Sunday, May 26th (682 photos taken)
We got up about 8:30 and spent the morning shopping with Rex and Sue Wolfe in the flee market. I bought Joshua a military police hat and a knife. We ate shish kebob for lunch in the 82 Olympic park area. The afternoon was filed with a three hour graduation and church service. During the first hour I helped pass out diplomas for the graduation that was followed by a two hour worship service during which I preached to the three graduates with 120 or so spectators/church members. Afterwards Cornelius and I with with Denise to get a cup of tea and talk about translating the Life of Christ works into Russian. These are exciting times in Russia and I'm glad to be a part of it vicariously through my books. We joined the group for a late dinner (9:00 p.m.). Now I'm in bed at 12:10 and looking forward to seeing the Kremlin and Red square tomorrow.
Monday, May 27th (748 photos taken)
We got a late start but made our way to Red Square by 11:30. there we saw the GUM, Lennin's tomb, the Kremlin, and of course, the church of St. Basil. We took lots and lots of pictures. It was deeply moving to be in the center of the Soviet Power and realize that it has at each end of the square a church. The cross of Christ never ceased to fly above the communist empire. Back at Max' apartment we were treated to a gourmet dinner of duck and Russian salad. We got to the train station at 10:00 p.m. and left at 11:00 p.m. on the dot. We thought we had a cabin to ourselves but a late comer was thrust upon us. Bob shouted "NYET" when this straggler tried to enter. Sullenly he went away only to return with the conductor. Our privacy and security at been penetrated. Our very subdued companion went to sleep right away. At 6:30 a.m. we were back in St. Petersburg.

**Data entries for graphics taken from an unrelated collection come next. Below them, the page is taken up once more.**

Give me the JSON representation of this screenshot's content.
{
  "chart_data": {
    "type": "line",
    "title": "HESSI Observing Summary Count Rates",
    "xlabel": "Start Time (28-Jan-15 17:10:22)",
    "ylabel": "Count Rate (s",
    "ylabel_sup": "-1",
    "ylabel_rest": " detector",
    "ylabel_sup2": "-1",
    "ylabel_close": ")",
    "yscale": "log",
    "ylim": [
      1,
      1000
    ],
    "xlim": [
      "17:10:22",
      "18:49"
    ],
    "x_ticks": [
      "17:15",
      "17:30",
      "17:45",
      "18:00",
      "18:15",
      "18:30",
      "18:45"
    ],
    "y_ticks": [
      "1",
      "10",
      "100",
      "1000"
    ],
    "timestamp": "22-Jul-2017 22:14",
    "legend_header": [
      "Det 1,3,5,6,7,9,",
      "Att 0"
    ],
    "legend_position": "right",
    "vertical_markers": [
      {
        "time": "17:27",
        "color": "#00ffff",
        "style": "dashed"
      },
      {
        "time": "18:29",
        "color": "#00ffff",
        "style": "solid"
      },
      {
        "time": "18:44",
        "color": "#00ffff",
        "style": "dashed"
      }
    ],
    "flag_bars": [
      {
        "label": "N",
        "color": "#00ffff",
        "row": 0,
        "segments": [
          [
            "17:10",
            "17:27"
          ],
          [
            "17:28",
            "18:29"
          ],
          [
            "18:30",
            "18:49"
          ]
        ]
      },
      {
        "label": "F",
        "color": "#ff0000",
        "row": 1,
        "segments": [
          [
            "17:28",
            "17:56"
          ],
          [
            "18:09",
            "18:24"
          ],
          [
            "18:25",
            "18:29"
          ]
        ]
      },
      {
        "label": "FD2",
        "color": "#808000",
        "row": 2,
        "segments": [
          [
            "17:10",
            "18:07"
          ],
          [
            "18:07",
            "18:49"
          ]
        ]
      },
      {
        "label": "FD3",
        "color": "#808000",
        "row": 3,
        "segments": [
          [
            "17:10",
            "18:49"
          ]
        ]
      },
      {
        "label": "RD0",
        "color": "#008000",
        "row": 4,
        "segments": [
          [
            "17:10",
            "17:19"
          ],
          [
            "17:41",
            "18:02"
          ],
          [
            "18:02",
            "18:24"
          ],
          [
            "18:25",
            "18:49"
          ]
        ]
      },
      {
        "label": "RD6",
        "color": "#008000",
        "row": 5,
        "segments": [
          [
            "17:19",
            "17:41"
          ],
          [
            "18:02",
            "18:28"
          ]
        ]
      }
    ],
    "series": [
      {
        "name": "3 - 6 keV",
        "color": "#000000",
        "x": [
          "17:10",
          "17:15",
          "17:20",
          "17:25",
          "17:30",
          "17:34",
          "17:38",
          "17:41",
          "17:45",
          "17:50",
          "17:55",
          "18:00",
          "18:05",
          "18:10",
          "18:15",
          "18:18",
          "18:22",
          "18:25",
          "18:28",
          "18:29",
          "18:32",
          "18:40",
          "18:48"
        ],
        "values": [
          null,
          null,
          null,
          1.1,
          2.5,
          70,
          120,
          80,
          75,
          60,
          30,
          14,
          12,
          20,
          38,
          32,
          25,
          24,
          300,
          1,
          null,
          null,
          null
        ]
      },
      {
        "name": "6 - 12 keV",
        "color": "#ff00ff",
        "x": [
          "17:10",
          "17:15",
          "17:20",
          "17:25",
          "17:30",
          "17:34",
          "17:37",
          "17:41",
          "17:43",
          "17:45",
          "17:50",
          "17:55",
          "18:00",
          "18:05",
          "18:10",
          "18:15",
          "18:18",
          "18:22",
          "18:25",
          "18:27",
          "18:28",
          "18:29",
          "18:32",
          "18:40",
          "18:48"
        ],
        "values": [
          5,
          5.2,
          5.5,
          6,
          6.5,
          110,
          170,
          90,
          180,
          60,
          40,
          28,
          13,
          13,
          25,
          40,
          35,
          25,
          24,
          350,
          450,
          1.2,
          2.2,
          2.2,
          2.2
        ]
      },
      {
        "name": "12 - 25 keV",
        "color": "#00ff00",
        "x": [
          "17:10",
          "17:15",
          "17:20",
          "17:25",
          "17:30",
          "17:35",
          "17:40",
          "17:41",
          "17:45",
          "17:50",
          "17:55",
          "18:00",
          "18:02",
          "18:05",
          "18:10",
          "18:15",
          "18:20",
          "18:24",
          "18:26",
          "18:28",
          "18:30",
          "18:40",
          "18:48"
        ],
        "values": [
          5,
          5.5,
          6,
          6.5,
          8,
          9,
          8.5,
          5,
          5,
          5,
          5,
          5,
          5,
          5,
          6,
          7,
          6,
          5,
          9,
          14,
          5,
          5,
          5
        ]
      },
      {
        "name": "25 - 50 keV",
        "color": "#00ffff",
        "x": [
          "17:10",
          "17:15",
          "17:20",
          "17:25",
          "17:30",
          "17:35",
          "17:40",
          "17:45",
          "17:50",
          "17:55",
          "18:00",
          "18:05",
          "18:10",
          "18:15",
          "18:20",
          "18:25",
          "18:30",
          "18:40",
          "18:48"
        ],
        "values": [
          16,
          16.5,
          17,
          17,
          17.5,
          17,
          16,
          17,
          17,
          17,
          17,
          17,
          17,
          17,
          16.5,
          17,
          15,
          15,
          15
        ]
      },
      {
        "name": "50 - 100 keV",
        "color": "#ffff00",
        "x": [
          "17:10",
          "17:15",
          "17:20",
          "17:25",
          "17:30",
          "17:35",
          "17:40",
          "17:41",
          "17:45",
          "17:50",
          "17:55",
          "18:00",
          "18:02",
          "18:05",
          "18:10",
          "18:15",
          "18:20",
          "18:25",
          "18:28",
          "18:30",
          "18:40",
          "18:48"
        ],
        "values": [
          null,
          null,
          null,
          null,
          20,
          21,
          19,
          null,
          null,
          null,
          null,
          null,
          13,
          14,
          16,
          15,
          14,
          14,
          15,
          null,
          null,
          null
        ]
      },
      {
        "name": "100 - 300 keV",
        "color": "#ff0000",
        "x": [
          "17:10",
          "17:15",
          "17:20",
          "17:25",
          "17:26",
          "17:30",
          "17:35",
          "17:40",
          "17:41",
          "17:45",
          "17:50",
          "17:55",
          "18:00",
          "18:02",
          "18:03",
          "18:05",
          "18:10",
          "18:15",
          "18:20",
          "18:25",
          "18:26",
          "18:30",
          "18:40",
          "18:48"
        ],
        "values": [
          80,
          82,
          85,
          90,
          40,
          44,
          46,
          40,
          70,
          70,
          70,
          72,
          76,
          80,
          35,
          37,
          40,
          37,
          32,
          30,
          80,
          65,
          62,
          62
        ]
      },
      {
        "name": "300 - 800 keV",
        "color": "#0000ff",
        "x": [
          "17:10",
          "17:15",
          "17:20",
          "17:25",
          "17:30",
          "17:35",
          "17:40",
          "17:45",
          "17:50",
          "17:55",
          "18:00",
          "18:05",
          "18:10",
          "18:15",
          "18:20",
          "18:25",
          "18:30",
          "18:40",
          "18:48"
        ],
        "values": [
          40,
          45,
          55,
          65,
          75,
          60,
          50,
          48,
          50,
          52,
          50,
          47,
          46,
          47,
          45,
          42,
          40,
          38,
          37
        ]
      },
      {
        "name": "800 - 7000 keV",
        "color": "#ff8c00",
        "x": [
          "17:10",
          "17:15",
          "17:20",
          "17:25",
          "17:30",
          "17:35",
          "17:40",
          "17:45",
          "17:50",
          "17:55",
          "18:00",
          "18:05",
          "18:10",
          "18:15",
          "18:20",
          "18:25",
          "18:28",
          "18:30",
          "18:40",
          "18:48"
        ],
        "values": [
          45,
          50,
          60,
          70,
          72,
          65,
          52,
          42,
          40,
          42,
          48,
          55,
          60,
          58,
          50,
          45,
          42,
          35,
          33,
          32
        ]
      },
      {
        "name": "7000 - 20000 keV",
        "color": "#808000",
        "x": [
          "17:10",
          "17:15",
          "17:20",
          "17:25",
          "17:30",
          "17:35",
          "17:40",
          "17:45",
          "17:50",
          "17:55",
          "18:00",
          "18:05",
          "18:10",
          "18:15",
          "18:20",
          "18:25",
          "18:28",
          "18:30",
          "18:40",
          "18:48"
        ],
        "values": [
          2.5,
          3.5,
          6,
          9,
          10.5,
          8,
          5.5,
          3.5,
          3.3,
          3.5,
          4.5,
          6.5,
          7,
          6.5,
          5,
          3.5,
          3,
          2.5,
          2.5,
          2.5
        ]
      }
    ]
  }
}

Tuesday, May 28th (805 photos taken)
Our day started early at the train station and never slowed down. We packed at the apartment and then Steve and I took an hour walk by the Neva rather than sleep. At 11:00 we met at Mark's apartment and went to lunch with Paul so he and I could talk theology. We spent the whole day together and I found it fascinating. We talked a great deal abut the gospel of John, about East/West thinking and about the future of the protestant church in Russia. It is guys like him that will be the future of Russia spirituality. How this country needs the true gospel of Jesus Christ. How I want to participate but for now I must be resigned to send, not go. It was good for us to visit. I'm not sure which of us carried away more from our consultation. After lunch we took Bob to buy some art, Steve and Pavel and I went to the flee market by the church of spilt blood. Then Pavel and I went on alone to St Isaacs, the Sphinx and to dinner at a Chinese Restaurant to continue our conversation. After dinner we met up with the group again at the Russian fold dance. We sat on the very front row which afforded me the opportunity to be pulled on stage and dance with the Russian ladies -- man was I good! It was such a fun show and a perfect way to end our adventure. It is now less than 36 hours before I see my wife and kids and my heart is ready to explode with longing. Phone lines out of the country have been out so I keep playing her voice in my head. I hear laughter and I long for embrace.